Citation:
Daniela Maresch, Andrea Moro and Matthias Fink. Corporate governance regulation, legal origin and small business access to credit: a cross-european comparison. 2016 Financial Management Association Annual Meeting. 19-22 October, 2016, Las Vegas, USA.
Abstract:
In this cross-European study, we investigate the impact of two specific corporate governance
mechanisms (shareholder rights and regulations on related-party transactions) on firms’

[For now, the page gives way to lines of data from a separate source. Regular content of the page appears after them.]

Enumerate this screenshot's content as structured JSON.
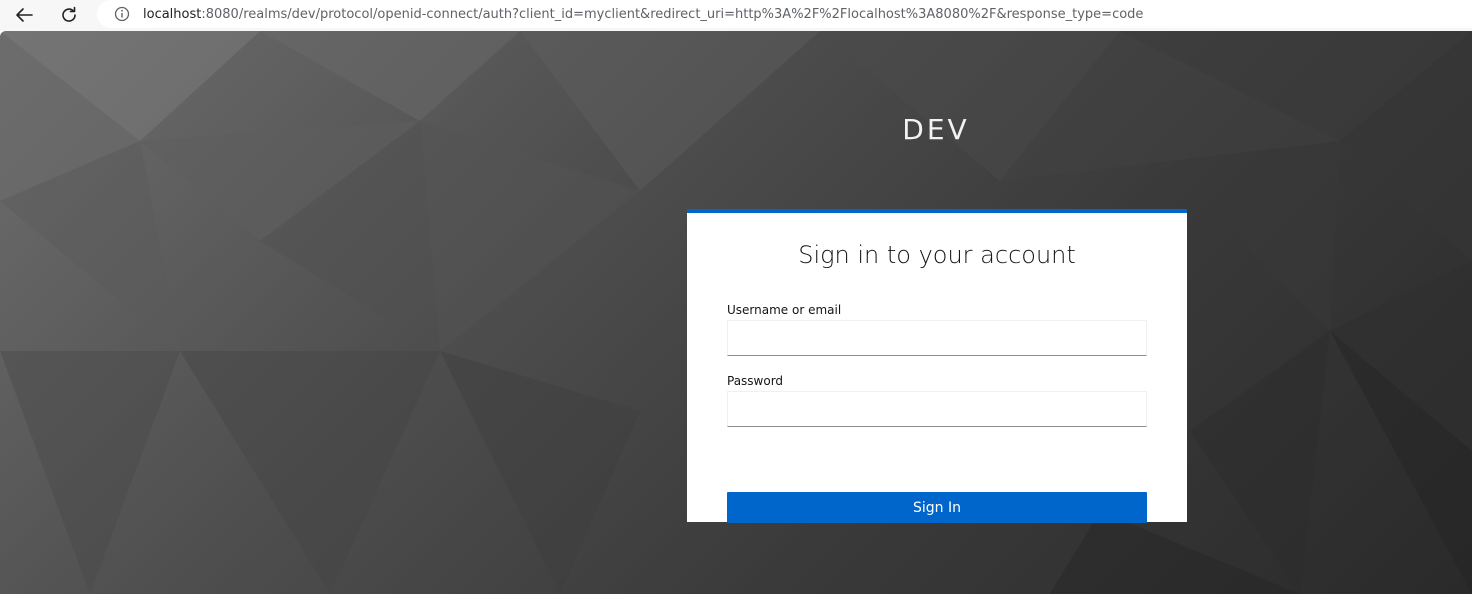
{
  "browser": {
    "url_host": "localhost",
    "url_rest": ":8080/realms/dev/protocol/openid-connect/auth?client_id=myclient&redirect_uri=http%3A%2F%2Flocalhost%3A8080%2F&response_type=code",
    "icons": {
      "back": "arrow-left-icon",
      "reload": "reload-icon",
      "info": "info-icon"
    }
  },
  "page": {
    "realm_name": "DEV",
    "card": {
      "title": "Sign in to your account",
      "username_label": "Username or email",
      "username_value": "",
      "password_label": "Password",
      "password_value": "",
      "submit_label": "Sign In"
    }
  },
  "colors": {
    "accent": "#0066cc",
    "background_light": "#6e6e6e",
    "background_dark": "#2a2a2a",
    "card": "#ffffff"
  }
}
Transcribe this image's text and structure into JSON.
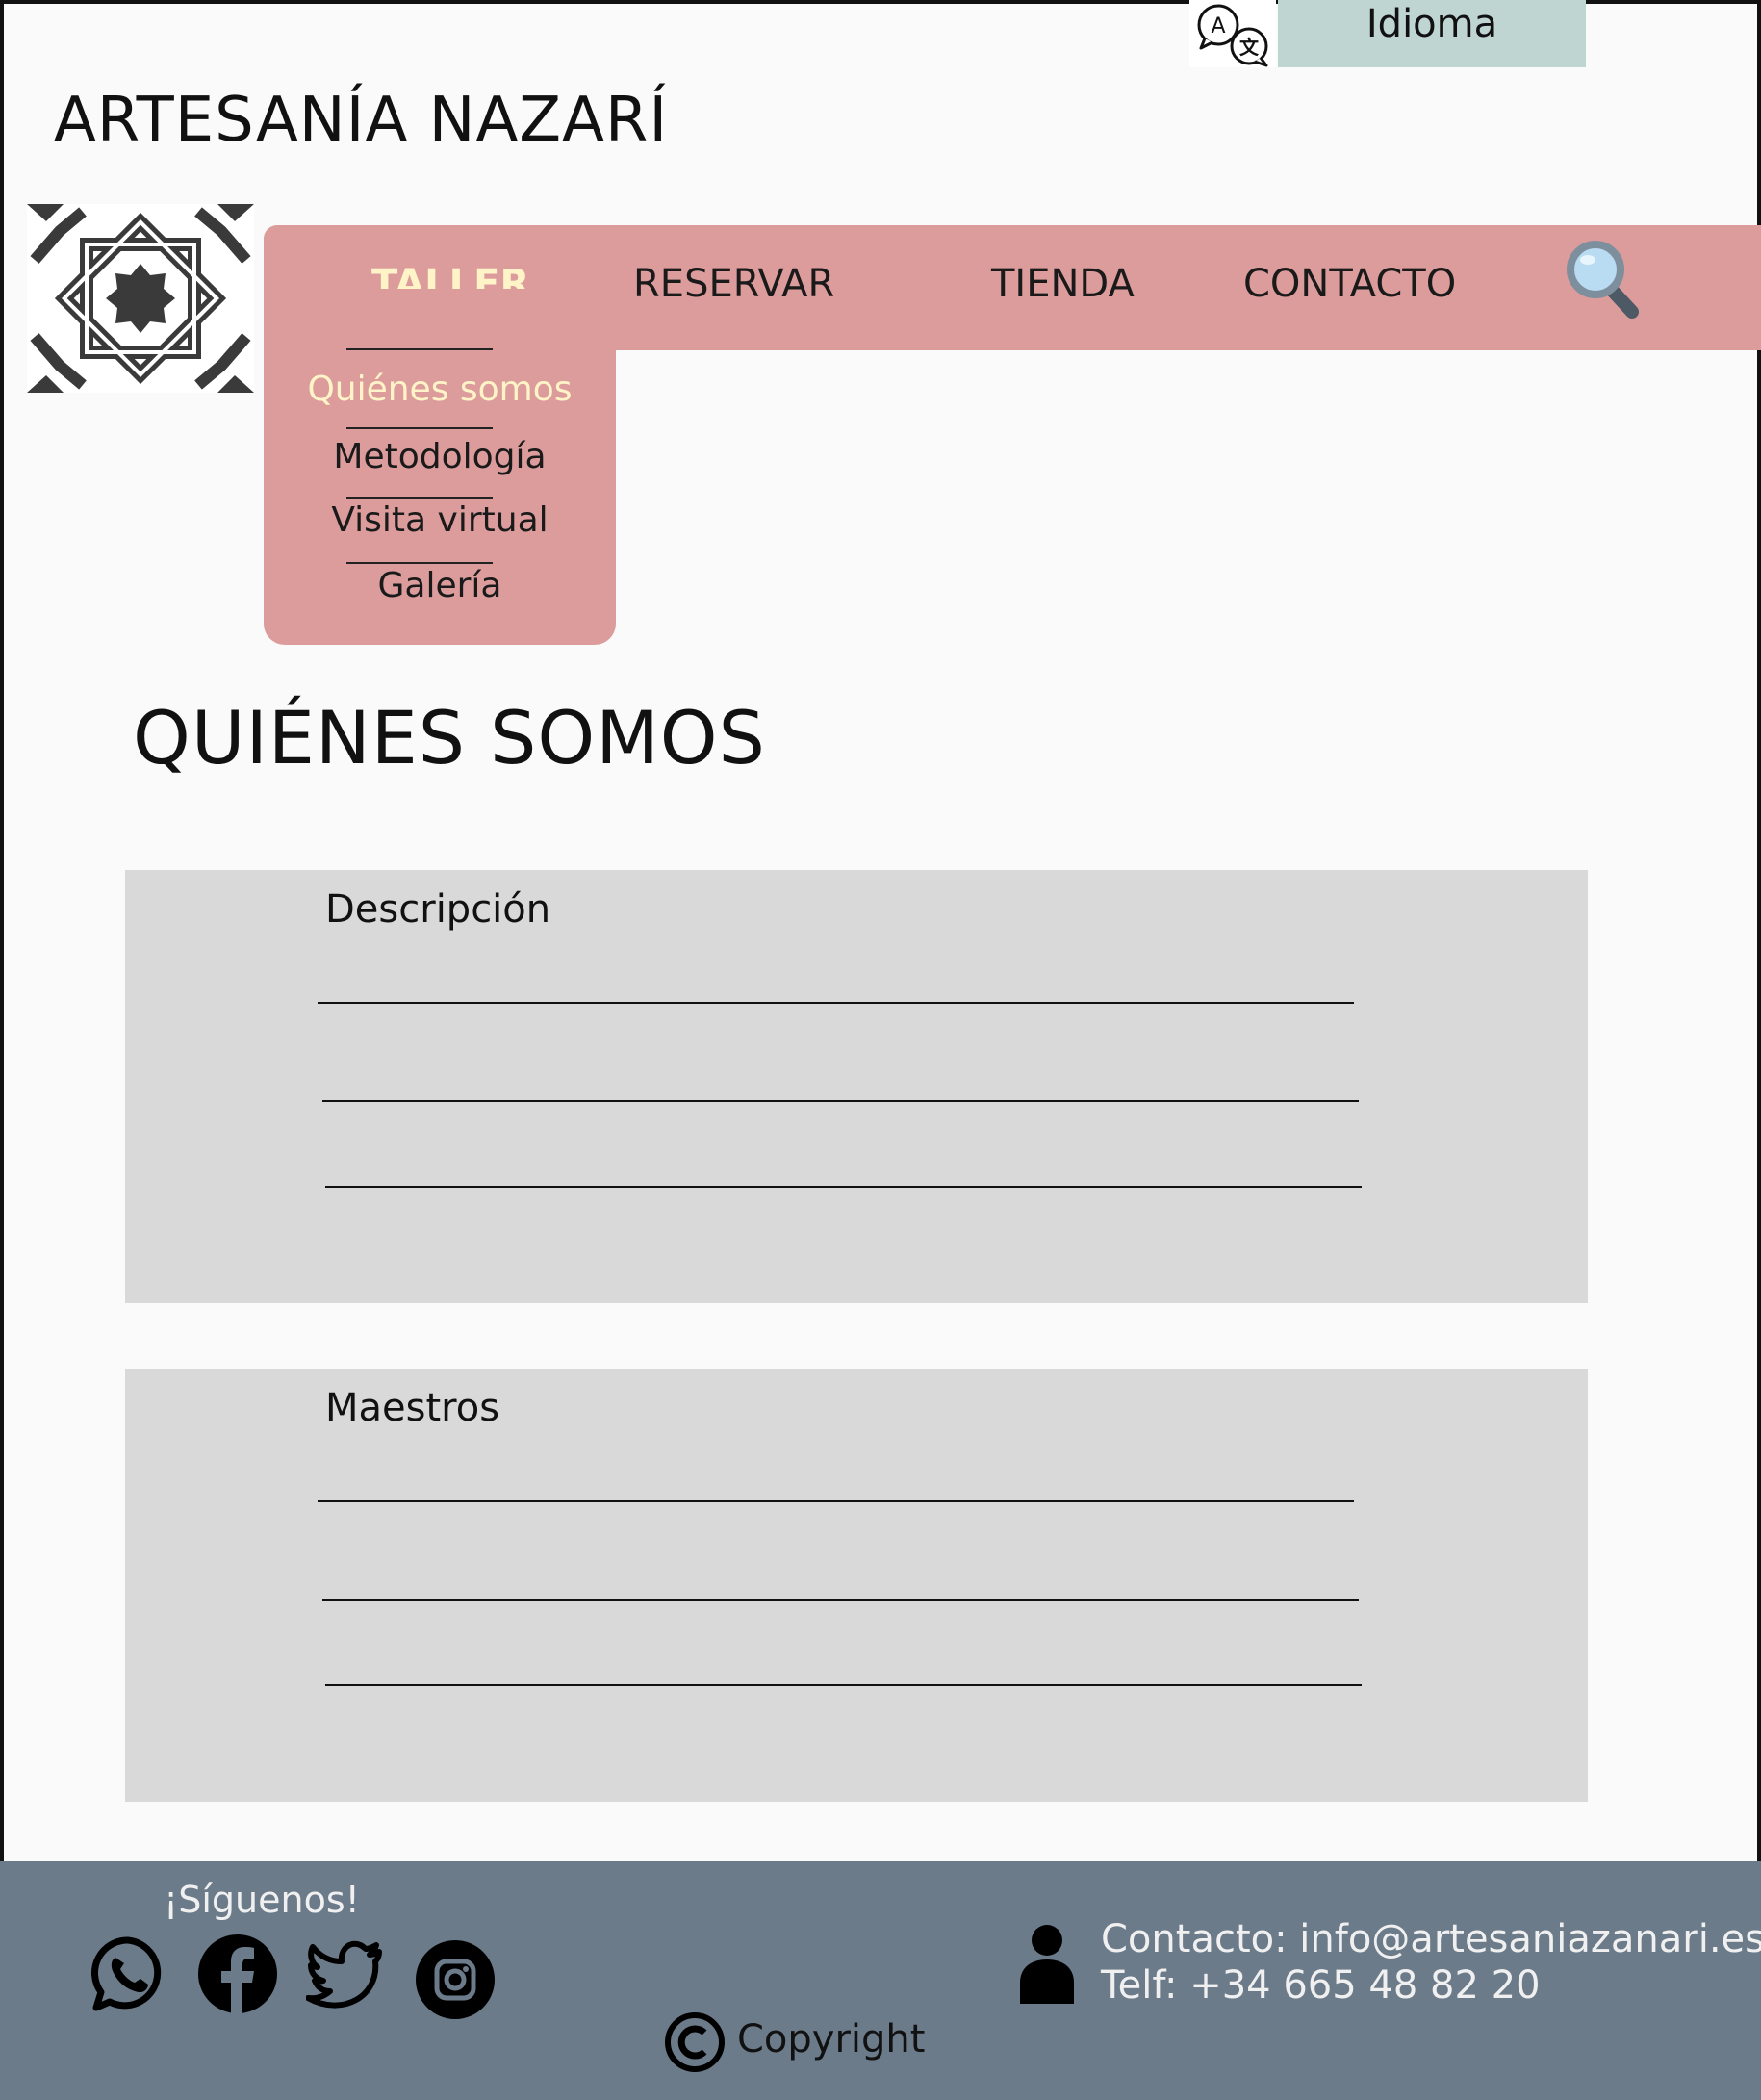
{
  "header": {
    "site_title": "ARTESANÍA NAZARÍ",
    "language_button": "Idioma"
  },
  "nav": {
    "items": [
      {
        "label": "TALLER",
        "active": true
      },
      {
        "label": "RESERVAR",
        "active": false
      },
      {
        "label": "TIENDA",
        "active": false
      },
      {
        "label": "CONTACTO",
        "active": false
      }
    ],
    "dropdown": [
      {
        "label": "Quiénes somos",
        "active": true
      },
      {
        "label": "Metodología",
        "active": false
      },
      {
        "label": "Visita virtual",
        "active": false
      },
      {
        "label": "Galería",
        "active": false
      }
    ]
  },
  "main": {
    "page_title": "QUIÉNES SOMOS",
    "sections": [
      {
        "label": "Descripción"
      },
      {
        "label": "Maestros"
      }
    ]
  },
  "footer": {
    "follow": "¡Síguenos!",
    "contact_email": "Contacto: info@artesaniazanari.es",
    "contact_phone": "Telf: +34 665 48 82 20",
    "copyright": "Copyright",
    "social_icons": [
      "whatsapp-icon",
      "facebook-icon",
      "twitter-icon",
      "instagram-icon"
    ]
  },
  "colors": {
    "nav_bg": "#dc9c9c",
    "nav_active": "#fff4c8",
    "language_bg": "#bfd5d2",
    "section_bg": "#d9d9d9",
    "footer_bg": "#6c7b8a"
  }
}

decision to apply for credit and the banks’ lending decision. We argue that this impact is
contingent upon the legal origin that shapes the regulatory institutional setting in which the
corporate governance mechanisms are embedded. We perform a cross-European comparison
based on 45,596 firm-level observations from 13 countries. Logit regression reveals that
corporate governance does not directly influence the banks' lending decision or the firms'
decision to apply for credit. Rather, the impact of corporate governance on firms’ credit
access unfolds through regulatory institutional contexts that are shaped only by specific legal
origins. Our findings help to explain why firms in different countries are financed so
differently by highlighting the relevance of the embeddedness of corporate governance
mechanisms in regulatory institutional settings. For research, our findings call for more multi-
level work. For business practice, our findings imply that a well-designed governance regime
regarding shareholder protection can foster firms’ access to bank finance, and thus innovation
and economic growth. For legislators, we highlight the importance of ensuring a fit between
corporate governance mechanisms and the specifics of the national regulatory environment.